ACCOUNTING PRINCIPLES Flashcards
1
Q
What are the key financial statements that companies provide?
A
- The key financial statements are:-
o Profit and loss accounts.
o Balance sheets.
o Cash flow statements.
2
Q
What is the difference between management and financial accounts?
A
- Management accounts are for the internal use of the management team.
- Financial accounts are the company accounts that are required by UK law.
3
Q
What is the difference between a profit and loss account and a balance sheet?
A
- A profit and loss account shows the incomes and expenditures of a company and the resulting profit or loss.
- The balance sheet shows what a company owns (it’s assets) and what it owes (it’s liabilities) at a given point in time.
4
Q
What is a cashflow statement?
A
- A summary of actual or anticipated ingoing and outgoing of cash in a firm over a period.

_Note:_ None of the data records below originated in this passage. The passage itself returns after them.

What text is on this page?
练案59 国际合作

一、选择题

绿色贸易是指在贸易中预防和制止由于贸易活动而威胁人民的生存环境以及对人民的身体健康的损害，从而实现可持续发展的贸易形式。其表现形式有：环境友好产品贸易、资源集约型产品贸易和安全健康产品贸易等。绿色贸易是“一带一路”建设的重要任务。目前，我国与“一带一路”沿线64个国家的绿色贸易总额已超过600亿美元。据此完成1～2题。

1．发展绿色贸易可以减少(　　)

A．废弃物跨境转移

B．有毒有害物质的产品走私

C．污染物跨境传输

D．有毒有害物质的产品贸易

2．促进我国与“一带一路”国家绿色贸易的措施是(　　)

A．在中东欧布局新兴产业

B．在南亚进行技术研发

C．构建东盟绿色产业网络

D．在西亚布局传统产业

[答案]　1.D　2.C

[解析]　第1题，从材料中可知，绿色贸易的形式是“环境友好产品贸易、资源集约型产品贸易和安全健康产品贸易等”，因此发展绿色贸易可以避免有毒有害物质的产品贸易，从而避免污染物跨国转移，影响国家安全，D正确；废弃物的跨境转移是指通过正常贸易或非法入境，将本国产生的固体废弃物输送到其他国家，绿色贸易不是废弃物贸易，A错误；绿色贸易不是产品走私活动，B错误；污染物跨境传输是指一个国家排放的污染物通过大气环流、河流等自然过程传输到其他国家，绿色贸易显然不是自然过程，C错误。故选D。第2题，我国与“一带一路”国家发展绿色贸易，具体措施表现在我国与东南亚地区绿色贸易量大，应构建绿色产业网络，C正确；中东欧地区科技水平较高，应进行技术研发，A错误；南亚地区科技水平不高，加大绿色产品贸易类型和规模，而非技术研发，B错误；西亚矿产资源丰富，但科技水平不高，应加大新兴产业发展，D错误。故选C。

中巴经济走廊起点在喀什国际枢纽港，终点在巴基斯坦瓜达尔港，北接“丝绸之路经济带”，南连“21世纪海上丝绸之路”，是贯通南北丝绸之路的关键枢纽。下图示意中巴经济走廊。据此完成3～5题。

- It measures the short-term ability of a firm to pay off its bills.
5
Q
Explain your understanding of the following Terminology?
A
- Insolvency – An inability to pay debts where liabilities exceed assets.
- Companies House – An agency that incorporates and dissolves limited companies within the United Kingdom.
6
Q
Why do chartered quantity surveyors need to understand and be able to interpret company accounts?
A
- To aid in preparing their own business accounts.
- For assessing the financial strength of contractors and those tendering for contracts.
- For assessing competition.
7
Q
What is the purpose of a profit and loss account?
A
- To monitor and measure profit (or loss).
- To compare against past performance and against company budgets.
- For valuation purposes and to compare against competitors.
- To assist in forecasting with future performance.
- To calculate taxation.
8
Q
What is the difference between debtors and creditors?
A
- Creditors are business entities that are owed money by another entity that they have extended credit to.
- Debtors are business entities that owe money to another respective company.
9
Q
What are Management Accounts?
A
- The accounts prepared by a company for internal management use.
- Accounts prepared for a lender, such as a bank to evaluate how you will be able to repay the funding.
- These accounts are not be audited externally.
10
Q
What is a Financial Statement?
A
- Forecasts of income and expenditure that can be used as an analytical tool to identify potential shortfalls and surpluses.
11
Q
What is a Profit and Loss account?
A
- They demonstrate a companies sales, running costs and profit or loss over a financial period (usually 1 year).
- They are used to show sales vs expense (invoicing vs time and disbursements).
- They can also be used to identify non-profitable work.
12
Q
What is a Balance Sheet?
A
- They shows the value of everything the company owns made up of its assets and liabilities.
- The balance sheet demonstrates the value of the business at any given point in time.
13
Q
What is a Cash Flow forecast?
A
- A cash flow forecast summarises the amount of cash or cash equivalents entering and leaving a company or project entity.
- On construction projects they usually show as an ‘S’ curve.
- There is typically a small financial outlay at the start, a steep increase during the midway point and a taper towards the end.
14
Q
What is an S-Curve?
A
- S-Curve means ‘standard’ and refers to the shape of the expenditure profile when shown in graphical form.
- During the start of a project, the rate of expenditure is typically lower due to site setup and lower value enabling works.
- As the scheme progresses to the middle of the programme, the rate of expenditure will typically increase as more expensive building components such as M&E and Structural Steel Work are installed.
- Towards the back end of the programme, the rate of expenditure will slow down which is shown by the flattening of the S-Curve.
15
Q
How are S-Curve’s used by Surveyors?
A
- To track, analyse and assess business accounts and performance.
- For assessing the financial strength of contractors.
- To compare actual progress of the work against pre-contract predictions.